Udacity Deep Reinforcement Learning Nanodegree Reacher Project
This is a solution for the second project of the Udacity deep reinforcement learning course. It includes a script to train an agent using the TD3 algorithm. The models are trained using the Stable Baselines3 project.
The agent consists of an arm with two joints and the environment contains a sphere which is rotating around the agent. The goal is to keep touching the ball as long as possible during an episode of 1000 timesteps.
- Rewards:
- +0.04 for each timestep the agent touches the sphere
- Input state:
- 33 continuous variables corresponding to position, rotation, velocity, and angular velocities of the arm
- Actions:
- 4 continuous variables, corresponding to torque applicable to two joints with values in [-1.0, 1.0]
- Goal:
- Get an average score of at least +30 over 100 consecutive episodes
- Environment:
- The environment that is used is a single agent provided by Udacity.
The problem is solved with TD3 using the stable baselines framework.

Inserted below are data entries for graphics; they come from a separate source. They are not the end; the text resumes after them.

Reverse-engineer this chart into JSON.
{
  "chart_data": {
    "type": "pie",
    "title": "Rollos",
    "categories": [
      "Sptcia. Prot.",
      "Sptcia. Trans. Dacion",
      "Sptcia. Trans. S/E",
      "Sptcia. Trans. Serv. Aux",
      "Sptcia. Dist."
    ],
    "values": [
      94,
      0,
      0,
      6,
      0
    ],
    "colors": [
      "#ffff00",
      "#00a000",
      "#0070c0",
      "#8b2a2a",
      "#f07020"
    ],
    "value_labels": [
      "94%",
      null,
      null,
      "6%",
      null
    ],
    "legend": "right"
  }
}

Unfortunately, the Unity ML environment used by Udacity for this project is a very early version that is a few years old - v0.4. This makes it extremely difficult to set things up, particularly in a Windows environment. Please see the separate guide I have provided on how to do this: setup project.

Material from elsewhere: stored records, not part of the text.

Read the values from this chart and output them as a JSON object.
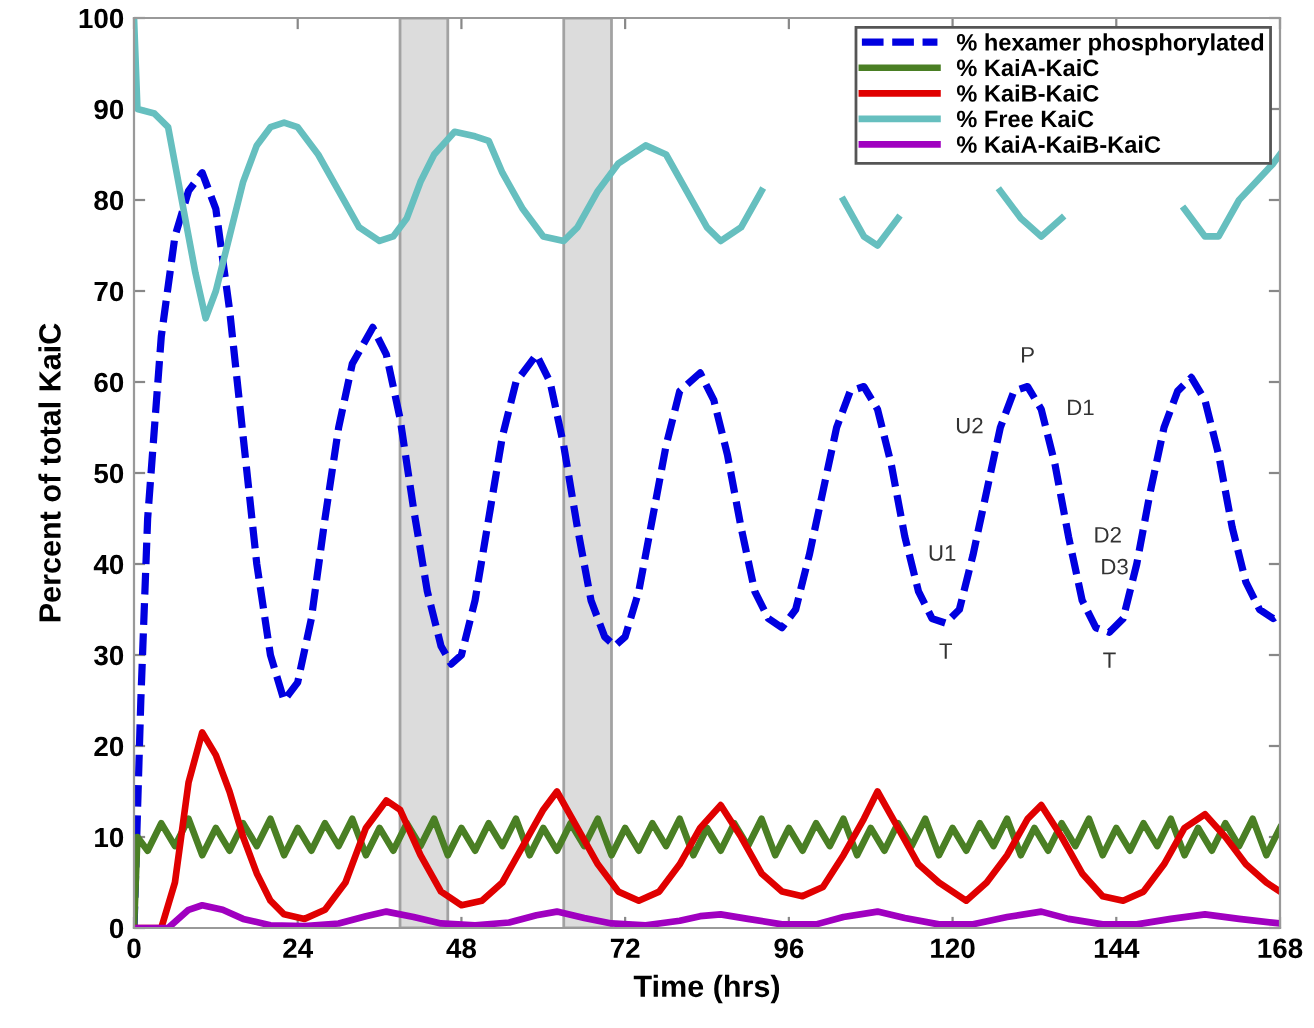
{
  "chart_data": {
    "type": "line",
    "xlabel": "Time (hrs)",
    "ylabel": "Percent of total KaiC",
    "xlim": [
      0,
      168
    ],
    "ylim": [
      0,
      100
    ],
    "xticks": [
      0,
      24,
      48,
      72,
      96,
      120,
      144,
      168
    ],
    "yticks": [
      0,
      10,
      20,
      30,
      40,
      50,
      60,
      70,
      80,
      90,
      100
    ],
    "grid": false,
    "legend": "top right",
    "marker": "none",
    "series": [
      {
        "name": "% hexamer phosphorylated",
        "color": "#0000e0",
        "line_style": "dashed",
        "x": [
          0,
          1,
          2,
          4,
          6,
          8,
          10,
          12,
          14,
          16,
          18,
          20,
          22,
          24,
          26,
          28,
          30,
          32,
          35,
          37,
          39,
          41,
          43,
          45,
          46.5,
          48,
          50,
          52,
          54,
          56,
          59,
          61,
          63,
          65,
          67,
          69,
          70.5,
          72,
          74,
          76,
          78,
          80,
          83,
          85,
          87,
          89,
          91,
          93,
          95,
          97,
          99,
          101,
          103,
          105,
          107,
          109,
          111,
          113,
          115,
          117,
          119,
          121,
          123,
          125,
          127,
          129,
          131,
          133,
          135,
          137,
          139,
          141,
          143,
          145,
          147,
          149,
          151,
          153,
          155,
          157,
          159,
          161,
          163,
          165,
          167,
          168
        ],
        "values": [
          0,
          25,
          45,
          65,
          76,
          81,
          83,
          79,
          68,
          54,
          40,
          30,
          25,
          27,
          34,
          45,
          55,
          62,
          66,
          63,
          56,
          46,
          37,
          31,
          29,
          30,
          36,
          45,
          54,
          60,
          63,
          60,
          53,
          44,
          36,
          32,
          31,
          32,
          37,
          45,
          53,
          59,
          61,
          58,
          52,
          44,
          37,
          34,
          33,
          35,
          41,
          48,
          55,
          59,
          59.5,
          57,
          51,
          43,
          37,
          34,
          33.5,
          35,
          41,
          48,
          55,
          59,
          59.5,
          57,
          51,
          43,
          36,
          33,
          32.5,
          34,
          40,
          48,
          55,
          59,
          60.5,
          58,
          52,
          44,
          38,
          35,
          34,
          34.5
        ]
      },
      {
        "name": "% KaiA-KaiC",
        "color": "#4a7f24",
        "line_style": "solid",
        "x": [
          0,
          0.5,
          2,
          4,
          6,
          8,
          10,
          12,
          14,
          16,
          18,
          20,
          22,
          24,
          26,
          28,
          30,
          32,
          34,
          36,
          38,
          40,
          42,
          44,
          46,
          48,
          50,
          52,
          54,
          56,
          58,
          60,
          62,
          64,
          66,
          68,
          70,
          72,
          74,
          76,
          78,
          80,
          82,
          84,
          86,
          88,
          90,
          92,
          94,
          96,
          98,
          100,
          102,
          104,
          106,
          108,
          110,
          112,
          114,
          116,
          118,
          120,
          122,
          124,
          126,
          128,
          130,
          132,
          134,
          136,
          138,
          140,
          142,
          144,
          146,
          148,
          150,
          152,
          154,
          156,
          158,
          160,
          162,
          164,
          166,
          168
        ],
        "values": [
          0,
          10,
          8.5,
          11.5,
          9,
          12,
          8,
          11,
          8.5,
          11.5,
          9,
          12,
          8,
          11,
          8.5,
          11.5,
          9,
          12,
          8,
          11,
          8.5,
          11.5,
          9,
          12,
          8,
          11,
          8.5,
          11.5,
          9,
          12,
          8,
          11,
          8.5,
          11.5,
          9,
          12,
          8,
          11,
          8.5,
          11.5,
          9,
          12,
          8,
          11,
          8.5,
          11.5,
          9,
          12,
          8,
          11,
          8.5,
          11.5,
          9,
          12,
          8,
          11,
          8.5,
          11.5,
          9,
          12,
          8,
          11,
          8.5,
          11.5,
          9,
          12,
          8,
          11,
          8.5,
          11.5,
          9,
          12,
          8,
          11,
          8.5,
          11.5,
          9,
          12,
          8,
          11,
          8.5,
          11.5,
          9,
          12,
          8,
          11
        ]
      },
      {
        "name": "% KaiB-KaiC",
        "color": "#e00000",
        "line_style": "solid",
        "x": [
          0,
          4,
          6,
          8,
          10,
          12,
          14,
          16,
          18,
          20,
          22,
          25,
          28,
          31,
          34,
          37,
          39,
          42,
          45,
          48,
          51,
          54,
          57,
          60,
          62,
          65,
          68,
          71,
          74,
          77,
          80,
          83,
          86,
          89,
          92,
          95,
          98,
          101,
          104,
          107,
          109,
          112,
          115,
          118,
          122,
          125,
          128,
          131,
          133,
          136,
          139,
          142,
          145,
          148,
          151,
          154,
          157,
          160,
          163,
          166,
          168
        ],
        "values": [
          0,
          0,
          5,
          16,
          21.5,
          19,
          15,
          10,
          6,
          3,
          1.5,
          1,
          2,
          5,
          11,
          14,
          13,
          8,
          4,
          2.5,
          3,
          5,
          9,
          13,
          15,
          11,
          7,
          4,
          3,
          4,
          7,
          11,
          13.5,
          10,
          6,
          4,
          3.5,
          4.5,
          8,
          12,
          15,
          11,
          7,
          5,
          3,
          5,
          8,
          12,
          13.5,
          10,
          6,
          3.5,
          3,
          4,
          7,
          11,
          12.5,
          10,
          7,
          5,
          4
        ]
      },
      {
        "name": "% Free KaiC",
        "color": "#66bfbf",
        "line_style": "solid",
        "x": [
          0,
          0.5,
          3,
          5,
          7,
          9,
          10.5,
          12,
          14,
          16,
          18,
          20,
          22,
          24,
          27,
          30,
          33,
          36,
          38,
          40,
          42,
          44,
          47,
          50,
          52,
          54,
          57,
          60,
          63,
          65,
          68,
          71,
          75,
          78,
          81,
          84,
          86,
          89,
          92,
          95,
          98,
          101,
          104,
          107,
          109,
          112,
          115,
          118,
          121,
          124,
          127,
          130,
          133,
          136,
          139,
          142,
          145,
          148,
          151,
          154,
          157,
          159,
          162,
          167,
          168
        ],
        "values": [
          100,
          90,
          89.5,
          88,
          80,
          72,
          67,
          70,
          76,
          82,
          86,
          88,
          88.5,
          88,
          85,
          81,
          77,
          75.5,
          76,
          78,
          82,
          85,
          87.5,
          87,
          86.5,
          83,
          79,
          76,
          75.5,
          77,
          81,
          84,
          86,
          85,
          81,
          77,
          75.5,
          77,
          81,
          null,
          null,
          null,
          80,
          76,
          75,
          78,
          null,
          null,
          null,
          null,
          81,
          78,
          76,
          78,
          null,
          null,
          null,
          null,
          null,
          79,
          76,
          76,
          80,
          84,
          85
        ]
      },
      {
        "name": "% KaiA-KaiB-KaiC",
        "color": "#a000c0",
        "line_style": "solid",
        "x": [
          0,
          5,
          8,
          10,
          13,
          16,
          20,
          25,
          30,
          34,
          37,
          41,
          45,
          50,
          55,
          59,
          62,
          66,
          70,
          75,
          80,
          83,
          86,
          90,
          95,
          100,
          104,
          109,
          113,
          118,
          123,
          128,
          133,
          137,
          142,
          147,
          152,
          157,
          162,
          168
        ],
        "values": [
          0,
          0,
          2,
          2.5,
          2,
          1,
          0.3,
          0.2,
          0.5,
          1.3,
          1.8,
          1.2,
          0.5,
          0.3,
          0.6,
          1.4,
          1.8,
          1.1,
          0.5,
          0.3,
          0.8,
          1.3,
          1.5,
          1,
          0.4,
          0.4,
          1.2,
          1.8,
          1.1,
          0.4,
          0.4,
          1.2,
          1.8,
          1,
          0.4,
          0.4,
          1,
          1.5,
          1,
          0.5
        ]
      }
    ],
    "bands": [
      {
        "axis": "x",
        "from": 39,
        "to": 46,
        "color": "#d9d9d9"
      },
      {
        "axis": "x",
        "from": 63,
        "to": 70,
        "color": "#d9d9d9"
      }
    ],
    "annotations": [
      {
        "text": "P",
        "x": 131,
        "y": 59.5
      },
      {
        "text": "U2",
        "x": 127,
        "y": 55
      },
      {
        "text": "D1",
        "x": 133,
        "y": 57
      },
      {
        "text": "D2",
        "x": 137,
        "y": 43
      },
      {
        "text": "U1",
        "x": 123,
        "y": 41
      },
      {
        "text": "D3",
        "x": 138,
        "y": 39.5
      },
      {
        "text": "T",
        "x": 119,
        "y": 33.5
      },
      {
        "text": "T",
        "x": 143,
        "y": 32.5
      }
    ]
  }
}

I have implemented an experiment based framework that allows for exploration of different hyperparameters when training a model. The parameters that you can specify are these:
- learning-rate the learning rate to use for training the model. Default is 0.0003.

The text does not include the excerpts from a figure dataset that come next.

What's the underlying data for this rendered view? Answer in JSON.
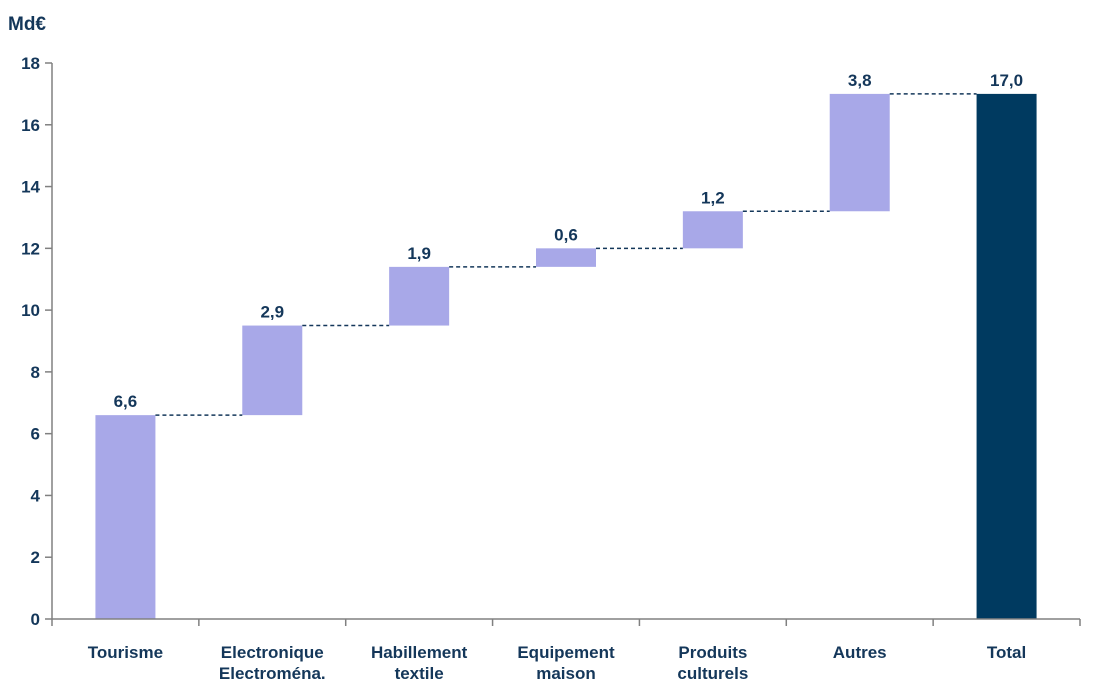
{
  "chart_data": {
    "type": "bar",
    "subtype": "waterfall",
    "ylabel": "Md€",
    "ylim": [
      0,
      18
    ],
    "yticks": [
      "0",
      "2",
      "4",
      "6",
      "8",
      "10",
      "12",
      "14",
      "16",
      "18"
    ],
    "grid": false,
    "categories": [
      [
        "Tourisme"
      ],
      [
        "Electronique",
        "Electroména."
      ],
      [
        "Habillement",
        "textile"
      ],
      [
        "Equipement",
        "maison"
      ],
      [
        "Produits",
        "culturels"
      ],
      [
        "Autres"
      ],
      [
        "Total"
      ]
    ],
    "bars": [
      {
        "label": "6,6",
        "base": 0,
        "value": 6.6,
        "kind": "increment"
      },
      {
        "label": "2,9",
        "base": 6.6,
        "value": 2.9,
        "kind": "increment"
      },
      {
        "label": "1,9",
        "base": 9.5,
        "value": 1.9,
        "kind": "increment"
      },
      {
        "label": "0,6",
        "base": 11.4,
        "value": 0.6,
        "kind": "increment"
      },
      {
        "label": "1,2",
        "base": 12.0,
        "value": 1.2,
        "kind": "increment"
      },
      {
        "label": "3,8",
        "base": 13.2,
        "value": 3.8,
        "kind": "increment"
      },
      {
        "label": "17,0",
        "base": 0,
        "value": 17.0,
        "kind": "total"
      }
    ],
    "colors": {
      "increment": "#a8a8e8",
      "total": "#003a60",
      "connector": "#14375a",
      "axis": "#808080",
      "text": "#14375a"
    }
  }
}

- batch-size the size of batches that are sampled and used to train the model. Default is 100.
- buffer-size the size of the replay buffer. Default is 100,000.
- total-timesteps the total number of timesteps to train for. Default is 100,000.
- seed random seed to use. Default is -1 which means generate a random value.
- environment-port this is the port number used for communication with the Unity environment. If you want to have more than one agent running at the same time you would specify a different port for each of them. Default is 5005.
- policy-layers the hidden layers to use in the neural network. Specified as a comma separated list. Default is "400,300".
- algorithm the name of the algorithm to use to train the agent. At the moment only td3 is supported and this is the default value.
- executable-path the path to the executable to run. Please see the notes about setup project to help with this.
- experiments-root the root folder that experiment output will be written to.
- experiment-name the name of the experiment. A subfolder will be created to the 'experiments-root' folder with this name and all output from this experiment will be written to it.
- reward-threshold the reward value that the solution must attain over 100 consecutive episodes. Default is 30.0.
- gamma the gamma value used for greedy strategy. Default is 0.99.
Here is an example command line:
python train_agent.py --experiment-name td3-lr_0_0005-128_128_128_ts_600K --learning-rate 0.0005 --total-timesteps 600000 --policy-layers "128,128,128"